You can see the resistance is shaping up around “sensitive places” doctrine and “good moral character.” I remember seeing a comment from Prof. Adam Winkler post-Bruen:
SCOTUS: Only gun regs from 1700s & 1800s are constitutional.— Adam Winkler (@adamwinkler) June 23, 2022
Also SCOTUS: shall-issue permitting, which didn’t exist prior to 20th C, is constitutional.
He’s generally on the other side of this issue, but fair criticism! I don’t think licensing can be permitted if the intention is to provide real limitations on government, and I don’t think it fits within the framework outlined in the majority opinion.

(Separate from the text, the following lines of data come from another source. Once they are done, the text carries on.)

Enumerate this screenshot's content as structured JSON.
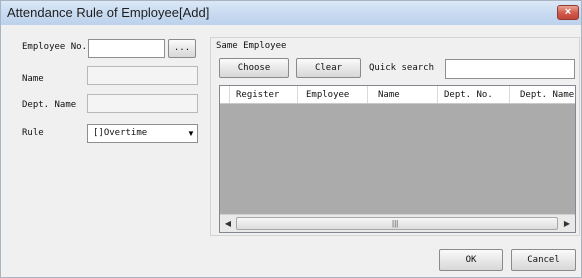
{
  "window": {
    "title": "Attendance Rule of Employee[Add]",
    "close_label": "×"
  },
  "form": {
    "employee_no_label": "Employee No.",
    "employee_no_value": "",
    "browse_label": "...",
    "name_label": "Name",
    "name_value": "",
    "dept_name_label": "Dept. Name",
    "dept_name_value": "",
    "rule_label": "Rule",
    "rule_selected": "[]Overtime"
  },
  "same_employee": {
    "group_label": "Same Employee",
    "choose_label": "Choose",
    "clear_label": "Clear",
    "quick_search_label": "Quick search",
    "quick_search_value": "",
    "columns": [
      "Register",
      "Employee",
      "Name",
      "Dept. No.",
      "Dept. Name"
    ],
    "rows": [],
    "scroll_left": "◀",
    "scroll_right": "▶",
    "scroll_grip": "|||"
  },
  "footer": {
    "ok_label": "OK",
    "cancel_label": "Cancel"
  },
  "icons": {
    "combo_arrow": "triangle-down-icon"
  }
}
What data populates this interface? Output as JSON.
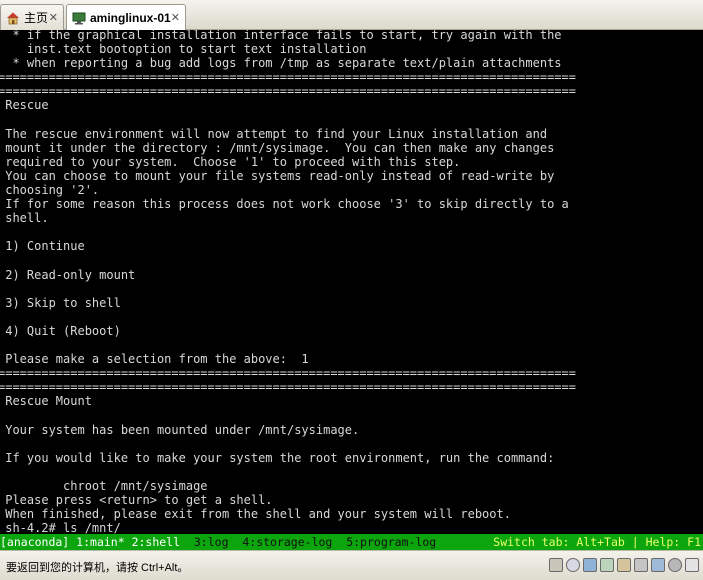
{
  "tabs": [
    {
      "label": "主页",
      "icon": "home-icon",
      "close": "✕"
    },
    {
      "label": "aminglinux-01",
      "icon": "vm-icon",
      "close": "✕"
    }
  ],
  "terminal": {
    "lines": [
      "  * if the graphical installation interface fails to start, try again with the",
      "    inst.text bootoption to start text installation",
      "  * when reporting a bug add logs from /tmp as separate text/plain attachments",
      "================================================================================",
      "================================================================================",
      " Rescue",
      "",
      " The rescue environment will now attempt to find your Linux installation and",
      " mount it under the directory : /mnt/sysimage.  You can then make any changes",
      " required to your system.  Choose '1' to proceed with this step.",
      " You can choose to mount your file systems read-only instead of read-write by",
      " choosing '2'.",
      " If for some reason this process does not work choose '3' to skip directly to a",
      " shell.",
      "",
      " 1) Continue",
      "",
      " 2) Read-only mount",
      "",
      " 3) Skip to shell",
      "",
      " 4) Quit (Reboot)",
      "",
      " Please make a selection from the above:  1",
      "================================================================================",
      "================================================================================",
      " Rescue Mount",
      "",
      " Your system has been mounted under /mnt/sysimage.",
      "",
      " If you would like to make your system the root environment, run the command:",
      "",
      "         chroot /mnt/sysimage",
      " Please press <return> to get a shell.",
      " When finished, please exit from the shell and your system will reboot.",
      " sh-4.2# ls /mnt/_"
    ]
  },
  "tmux_status": {
    "session": "[anaconda]",
    "window_1": " 1:main*",
    "window_2": " 2:shell",
    "window_3": "  3:log",
    "window_4": "  4:storage-log",
    "window_5": "  5:program-log",
    "help": "Switch tab: Alt+Tab | Help: F1"
  },
  "vm_status": {
    "message": "要返回到您的计算机，请按 Ctrl+Alt。",
    "tray_icons": [
      "hdd-icon",
      "cdrom-icon",
      "network-icon",
      "usb-icon",
      "sound-icon",
      "printer-icon",
      "display-icon",
      "settings-icon",
      "fullscreen-icon"
    ]
  },
  "colors": {
    "terminal_bg": "#000000",
    "terminal_fg": "#d8d8d8",
    "status_green": "#0da50d",
    "status_help": "#e6ff6a"
  }
}
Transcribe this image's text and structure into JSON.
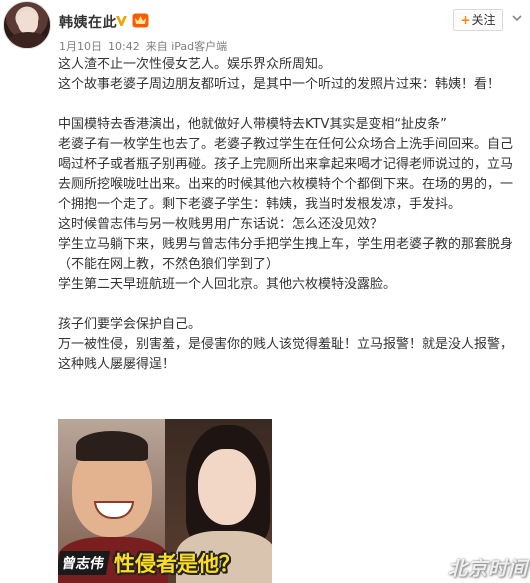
{
  "post": {
    "username": "韩姨在此",
    "follow_label": "关注",
    "meta": {
      "date": "1月10日",
      "time": "10:42",
      "source": "来自 iPad客户端"
    },
    "paragraphs": [
      [
        "这人渣不止一次性侵女艺人。娱乐界众所周知。",
        "这个故事老婆子周边朋友都听过，是其中一个听过的发照片过来：韩姨！看！"
      ],
      [
        "中国模特去香港演出，他就做好人带模特去KTV其实是变相“扯皮条”",
        "老婆子有一枚学生也去了。老婆子教过学生在任何公众场合上洗手间回来。自己",
        "喝过杯子或者瓶子别再碰。孩子上完厕所出来拿起来喝才记得老师说过的，立马",
        "去厕所挖喉咙吐出来。出来的时候其他六枚模特个个都倒下来。在场的男的，一",
        "个拥抱一个走了。剩下老婆子学生：韩姨，我当时发根发凉，手发抖。",
        "这时候曾志伟与另一枚贱男用广东话说：怎么还没见效？",
        "学生立马躺下来，贱男与曾志伟分手把学生拽上车，学生用老婆子教的那套脱身",
        "（不能在网上教，不然色狼们学到了）",
        "学生第二天早班航班一个人回北京。其他六枚模特没露脸。"
      ],
      [
        "孩子们要学会保护自己。",
        "万一被性侵，别害羞，是侵害你的贱人该觉得羞耻！立马报警！就是没人报警，",
        "这种贱人屡屡得逞！"
      ]
    ],
    "image": {
      "caption_name": "曾志伟",
      "caption_quote": "性侵者是他？"
    },
    "watermark": "北京时间"
  },
  "colors": {
    "accent": "#ff8200",
    "meta_text": "#808080",
    "body_text": "#333333",
    "caption_quote": "#ffdd22"
  },
  "icons": [
    "verified-v-icon",
    "member-crown-icon",
    "chevron-down-icon"
  ]
}
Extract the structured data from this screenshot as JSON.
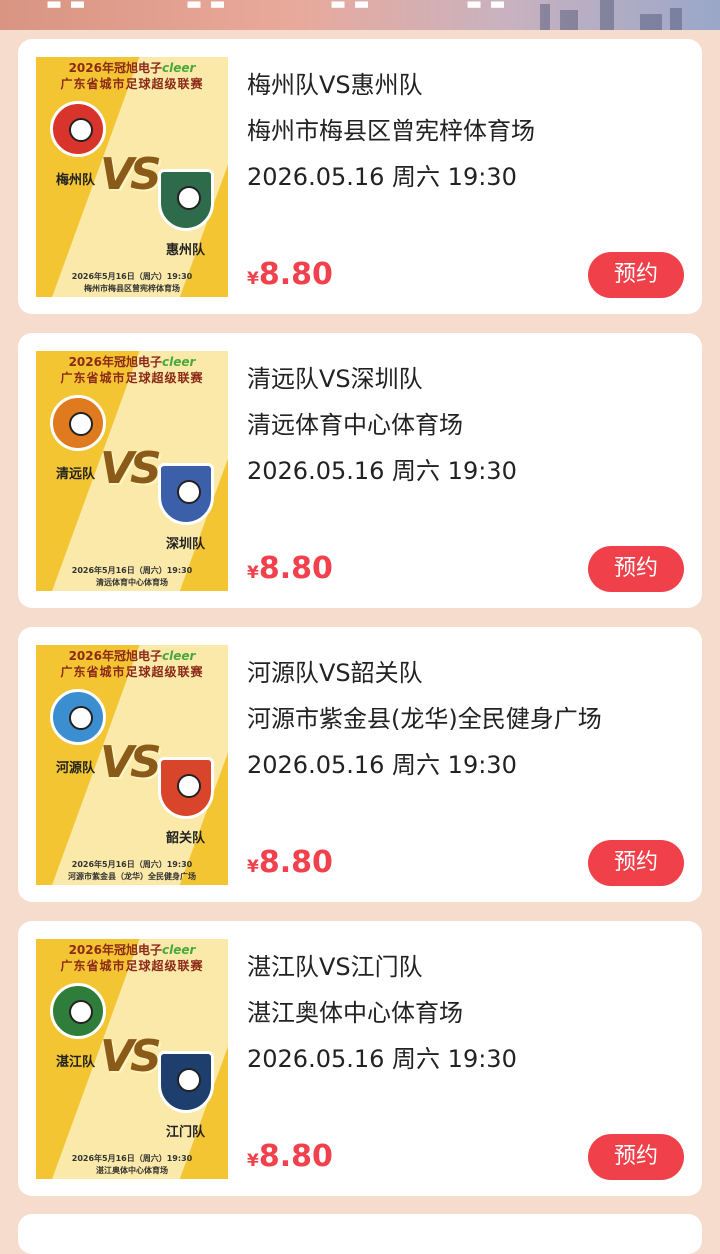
{
  "colors": {
    "page_bg": "#f6dccd",
    "price": "#f1414c",
    "button": "#f0404a",
    "poster_yellow": "#f3c533"
  },
  "poster_common": {
    "line1_prefix": "2026年冠旭电子",
    "line1_brand": "cleer",
    "line2": "广东省城市足球超级联赛",
    "vs": "VS"
  },
  "matches": [
    {
      "title": "梅州队VS惠州队",
      "venue": "梅州市梅县区曾宪梓体育场",
      "datetime": "2026.05.16 周六 19:30",
      "price_symbol": "¥",
      "price": "8.80",
      "button": "预约",
      "poster": {
        "home": "梅州队",
        "away": "惠州队",
        "date": "2026年5月16日（周六）19:30",
        "venue": "梅州市梅县区曾宪梓体育场",
        "home_color": "#d9342b",
        "away_color": "#2e6b4a"
      }
    },
    {
      "title": "清远队VS深圳队",
      "venue": "清远体育中心体育场",
      "datetime": "2026.05.16 周六 19:30",
      "price_symbol": "¥",
      "price": "8.80",
      "button": "预约",
      "poster": {
        "home": "清远队",
        "away": "深圳队",
        "date": "2026年5月16日（周六）19:30",
        "venue": "清远体育中心体育场",
        "home_color": "#e07a1f",
        "away_color": "#3b5fa8"
      }
    },
    {
      "title": "河源队VS韶关队",
      "venue": "河源市紫金县(龙华)全民健身广场",
      "datetime": "2026.05.16 周六 19:30",
      "price_symbol": "¥",
      "price": "8.80",
      "button": "预约",
      "poster": {
        "home": "河源队",
        "away": "韶关队",
        "date": "2026年5月16日（周六）19:30",
        "venue": "河源市紫金县（龙华）全民健身广场",
        "home_color": "#3b8fd1",
        "away_color": "#d9452b"
      }
    },
    {
      "title": "湛江队VS江门队",
      "venue": "湛江奥体中心体育场",
      "datetime": "2026.05.16 周六 19:30",
      "price_symbol": "¥",
      "price": "8.80",
      "button": "预约",
      "poster": {
        "home": "湛江队",
        "away": "江门队",
        "date": "2026年5月16日（周六）19:30",
        "venue": "湛江奥体中心体育场",
        "home_color": "#2f7d3a",
        "away_color": "#1e3e6e"
      }
    }
  ]
}
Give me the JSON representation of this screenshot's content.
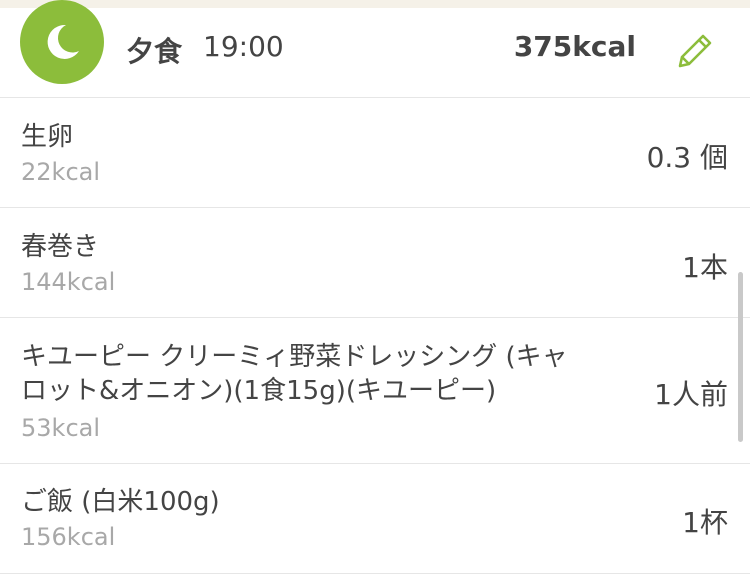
{
  "meal": {
    "title": "夕食",
    "time": "19:00",
    "total": "375kcal",
    "icon": "moon-icon",
    "edit_icon": "pencil-icon",
    "accent_color": "#8cbd3b"
  },
  "items": [
    {
      "name": "生卵",
      "kcal": "22kcal",
      "qty": "0.3 個"
    },
    {
      "name": "春巻き",
      "kcal": "144kcal",
      "qty": "1本"
    },
    {
      "name_line1": "キユーピー クリーミィ野菜ドレッシング (キャ",
      "name_line2": "ロット&オニオン)(1食15g)(キユーピー)",
      "kcal": "53kcal",
      "qty": "1人前"
    },
    {
      "name": "ご飯 (白米100g)",
      "kcal": "156kcal",
      "qty": "1杯"
    }
  ]
}
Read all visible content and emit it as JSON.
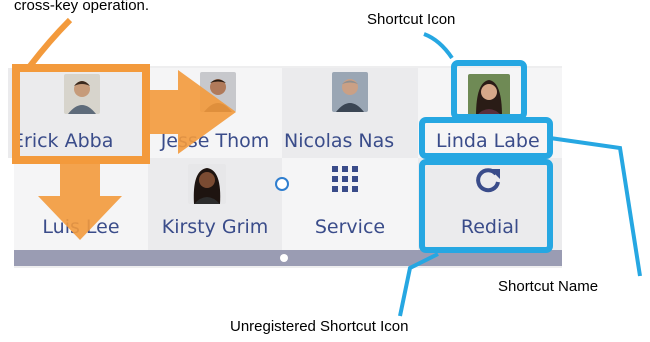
{
  "captions": {
    "top_left": "cross-key operation.",
    "shortcut_icon": "Shortcut Icon",
    "shortcut_name": "Shortcut Name",
    "unregistered": "Unregistered Shortcut Icon"
  },
  "shortcuts": {
    "row1": [
      "Erick Abba",
      "Jesse Thom",
      "Nicolas Nas",
      "Linda Labe"
    ],
    "row2": [
      "Luis Lee",
      "Kirsty Grim",
      "Service",
      "Redial"
    ]
  },
  "icons": {
    "service": "grid-icon",
    "redial": "redial-icon"
  },
  "colors": {
    "orange": "#f39a3c",
    "blue": "#26a7e2",
    "name_text": "#3a4c8a"
  }
}
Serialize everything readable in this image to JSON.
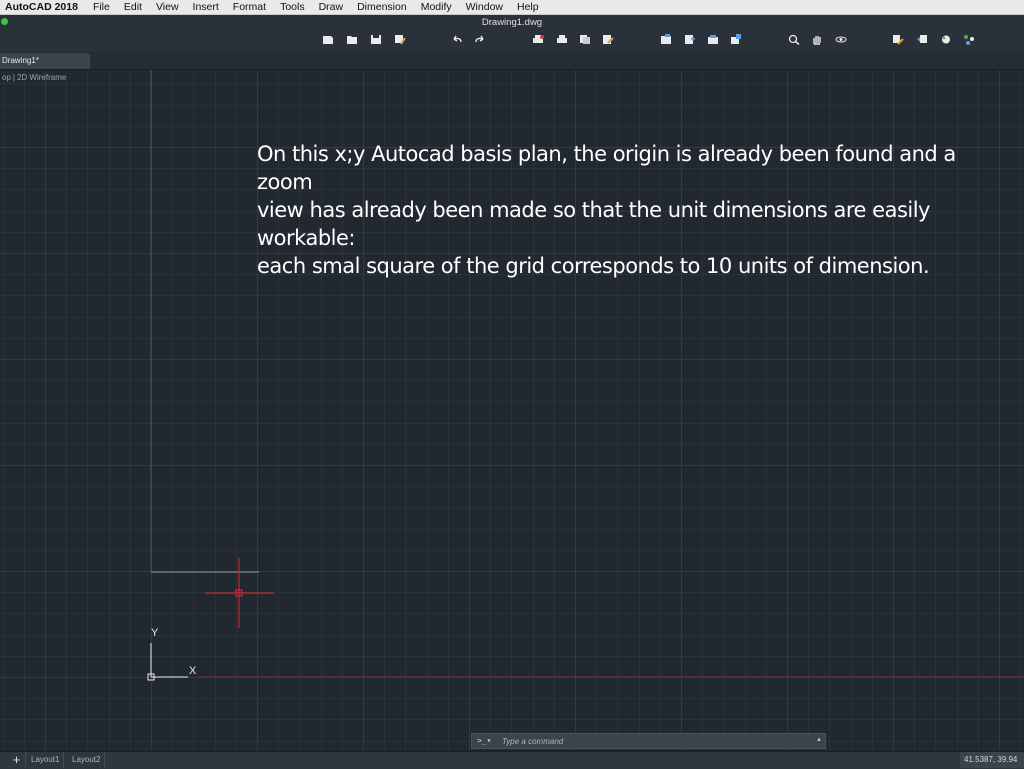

The Court should have just thrown out licensing altogether, but I suspect Roberts and Kavanuagh didn’t want to go that far (as their concurring opinions saying shall-issue licensing is OK would indicate).
Most long-standing licensing regimes started out relatively lax and then got more and more restrictive over time. Licensing invites abuse from authorities, and future hostile courts will probably use that hook to limit the right. This hasn’t really played out yet, but I think you’re going to see the lower courts go along with a lot of these games.
Hopefully we maintain our pro-2A majority on the court, and Roberts and Kavanaugh will eventually see that licensing is an invitation for abuse. And unlike with marriage or protesting (two other contexts where licensing of a right is permitted), the ruling class are likely to remain completely hostile to the idea of the peasantry being armed. For non-discretionary licensing to work, there needs to be broad consensus that it should be non-discretionary, and you’ll never have that with guns.